Dans quelques jours, les linéaires
des grandes surfaces proposeront pour la toute première fois, une boite de
sardines spécifique contenant du poisson pêché par les bateaux de Saint
Jean-de-Luz Ciboure. Les « Belles de saint jean de Luz » mises en
boîte par la très renommée conserverie bretonne « Connetable »
de Douarnenez seront commercialisées dans le grand Sud Ouest. Une première
à l’initiative conjointe du conserveur et de Capsud Op, l’organisation de
producteurs du port basque. Avec la disparition de la toute dernière usine
locale, Saupiquet, voici quelques années, l’idée même de voir un jour des
conserves de sardines luziennes était saugrenue. « En 1995 nous avons
contacté Eric Tabarly à l’occasion d’un rassemblement de vieux gréements
à Douarnenez et nous avons lancé la première boite de sardine personnalisée
sous le nom de son voilier « Pen duick », une opération qui a
rencontré un vif succès et que nous poursuivons depuis la disparition de
Tarbarly grâce à la collaboration de Jacqueline, son épouse » raconte
Eric Chancerelle le gérant de « Connetable ». Avec une production
de un million de boites par an rien que pour la « Pen duick », le
choix semble avoir été marqué par le succès. « D’entrée de jeu
nous avons parié pour la qualité et le savoir faire, notre usine existe à
Douarnenez depuis 1853 et nous sommes en mesure d’élaborer un produit
incomparable, à l’ancienne ».
Une visite des lieux suffit pour s’en
convaincre.

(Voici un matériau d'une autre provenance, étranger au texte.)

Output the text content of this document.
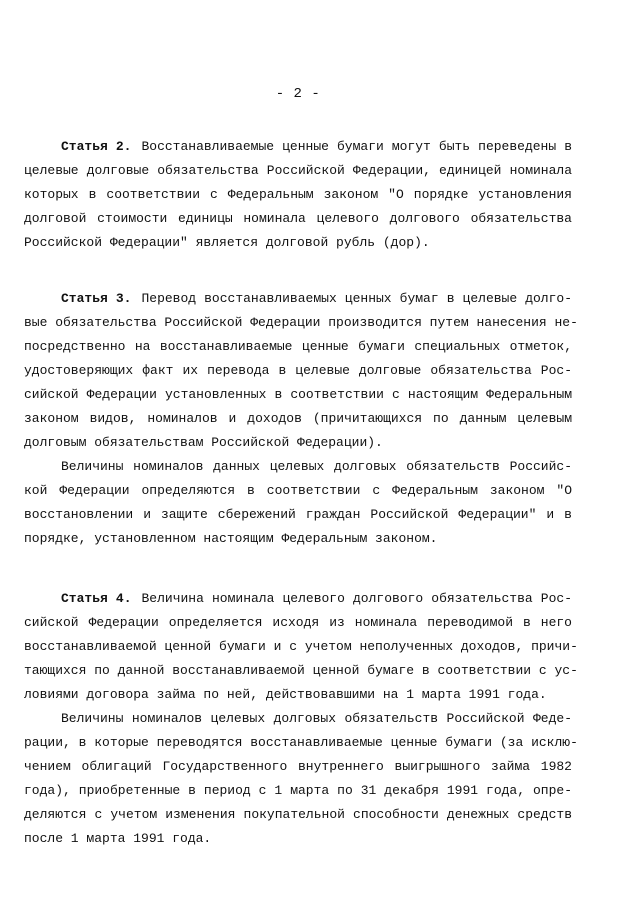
- 2 -
Статья 2. Восстанавливаемые ценные бумаги могут быть переведены в
целевые долговые обязательства Российской Федерации, единицей номинала
которых в соответствии с Федеральным законом "О порядке установления
долговой стоимости единицы номинала целевого долгового обязательства
Российской Федерации" является долговой рубль (дор).
Статья 3. Перевод восстанавливаемых ценных бумаг в целевые долго-
вые обязательства Российской Федерации производится путем нанесения не-
посредственно на восстанавливаемые ценные бумаги специальных отметок,
удостоверяющих факт их перевода в целевые долговые обязательства Рос-
сийской Федерации установленных в соответствии с настоящим Федеральным
законом видов, номиналов и доходов (причитающихся по данным целевым
долговым обязательствам Российской Федерации).
Величины номиналов данных целевых долговых обязательств Российс-
кой Федерации определяются в соответствии с Федеральным законом "О
восстановлении и защите сбережений граждан Российской Федерации" и в
порядке, установленном настоящим Федеральным законом.
Статья 4. Величина номинала целевого долгового обязательства Рос-
сийской Федерации определяется исходя из номинала переводимой в него
восстанавливаемой ценной бумаги и с учетом неполученных доходов, причи-
тающихся по данной восстанавливаемой ценной бумаге в соответствии с ус-
ловиями договора займа по ней, действовавшими на 1 марта 1991 года.
Величины номиналов целевых долговых обязательств Российской Феде-
рации, в которые переводятся восстанавливаемые ценные бумаги (за исклю-
чением облигаций Государственного внутреннего выигрышного займа 1982
года), приобретенные в период с 1 марта по 31 декабря 1991 года, опре-
деляются с учетом изменения покупательной способности денежных средств
после 1 марта 1991 года.
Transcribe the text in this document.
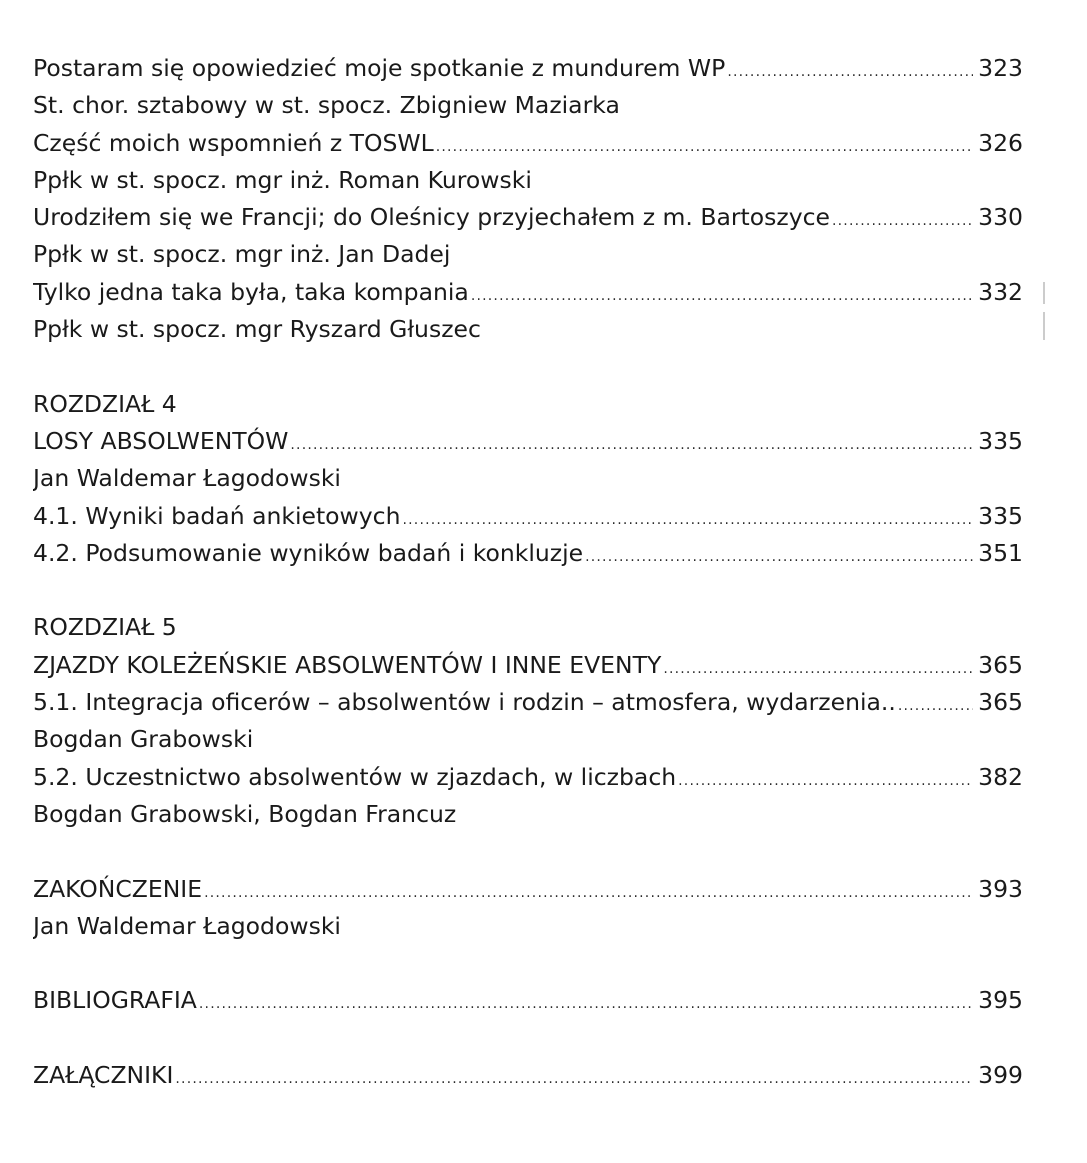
Postaram się opowiedzieć moje spotkanie z mundurem WP .....	323
St. chor. sztabowy w st. spocz. Zbigniew Maziarka
Część moich wspomnień z TOSWL .....	326
Ppłk w st. spocz. mgr inż. Roman Kurowski
Urodziłem się we Francji; do Oleśnicy przyjechałem z m. Bartoszyce .....	330
Ppłk w st. spocz. mgr inż. Jan Dadej
Tylko jedna taka była, taka kompania .....	332
Ppłk w st. spocz. mgr Ryszard Głuszec
ROZDZIAŁ 4
LOSY ABSOLWENTÓW .....	335
Jan Waldemar Łagodowski
4.1. Wyniki badań ankietowych .....	335
4.2. Podsumowanie wyników badań i konkluzje .....	351
ROZDZIAŁ 5
ZJAZDY KOLEŻEŃSKIE ABSOLWENTÓW I INNE EVENTY .....	365
5.1. Integracja oficerów – absolwentów i rodzin – atmosfera, wydarzenia.. .....	365
Bogdan Grabowski
5.2. Uczestnictwo absolwentów w zjazdach, w liczbach .....	382
Bogdan Grabowski, Bogdan Francuz
ZAKOŃCZENIE .....	393
Jan Waldemar Łagodowski
BIBLIOGRAFIA .....	395
ZAŁĄCZNIKI .....	399
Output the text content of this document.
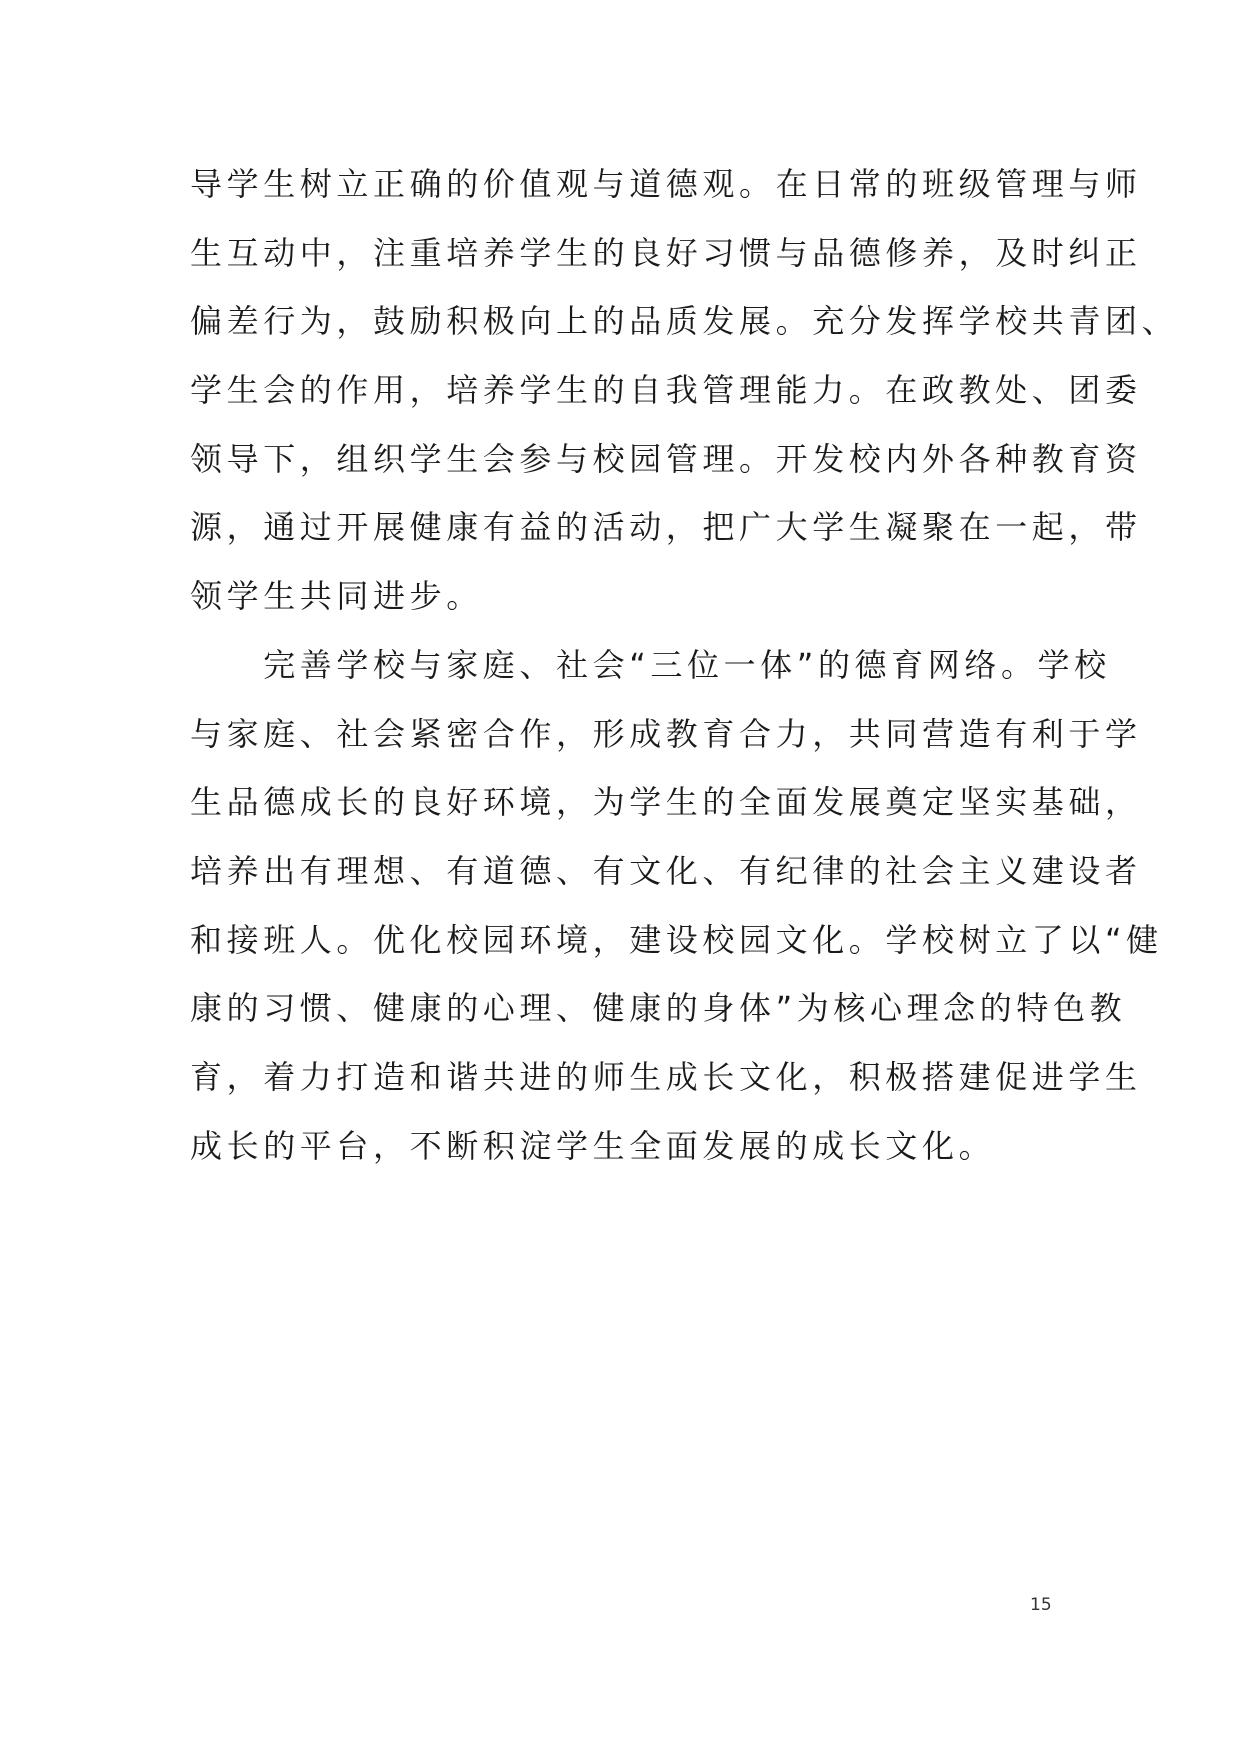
导学生树立正确的价值观与道德观。在日常的班级管理与师
生互动中，注重培养学生的良好习惯与品德修养，及时纠正
偏差行为，鼓励积极向上的品质发展。充分发挥学校共青团、
学生会的作用，培养学生的自我管理能力。在政教处、团委
领导下，组织学生会参与校园管理。开发校内外各种教育资
源，通过开展健康有益的活动，把广大学生凝聚在一起，带
领学生共同进步。
　　完善学校与家庭、社会“三位一体”的德育网络。学校
与家庭、社会紧密合作，形成教育合力，共同营造有利于学
生品德成长的良好环境，为学生的全面发展奠定坚实基础，
培养出有理想、有道德、有文化、有纪律的社会主义建设者
和接班人。优化校园环境，建设校园文化。学校树立了以“健
康的习惯、健康的心理、健康的身体”为核心理念的特色教
育，着力打造和谐共进的师生成长文化，积极搭建促进学生
成长的平台，不断积淀学生全面发展的成长文化。
15
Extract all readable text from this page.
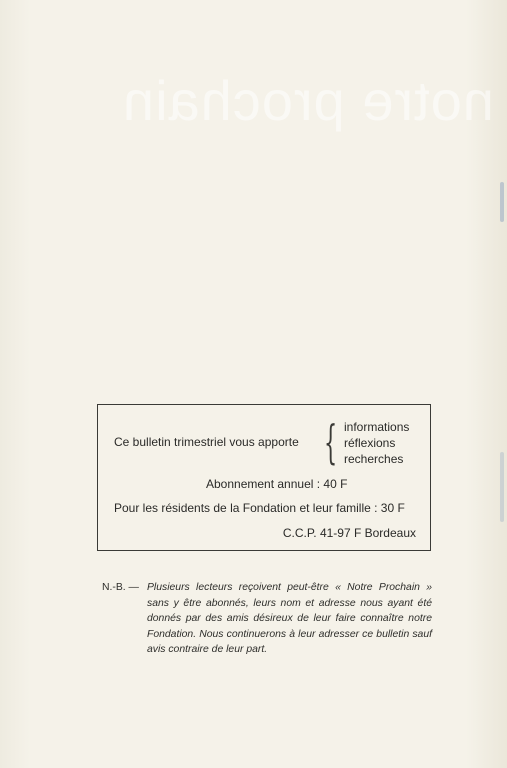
notre prochain
Ce bulletin trimestriel vous apporte { informations
réflexions
recherches
Abonnement annuel : 40 F
Pour les résidents de la Fondation et leur famille : 30 F
C.C.P. 41-97 F Bordeaux
N.-B. — Plusieurs lecteurs reçoivent peut-être « Notre Prochain » sans y être abonnés, leurs nom et adresse nous ayant été donnés par des amis désireux de leur faire connaître notre Fondation. Nous continuerons à leur adresser ce bulletin sauf avis contraire de leur part.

Les 325 ouvrières vêtues de blanc, alignées face à des grilles
qui passent devant elles s’affairent, ciseaux à la main, l’œil averti et
le geste précis. Les sardines déchargées du camion en provenance du Pays
basque sont plongées dans un bain de saumure pendant une heure environ. Une
opération de lavage qui permet en même temps de les raffermir. Placées dans
des bacs, les sardines commencent un long parcours qui les mènera en fin de
cycle dans des boites serties et emballées. Un groupe de femmes prend chaque
sardine à la main et coupe la tête tout en les vidant d’un geste précis.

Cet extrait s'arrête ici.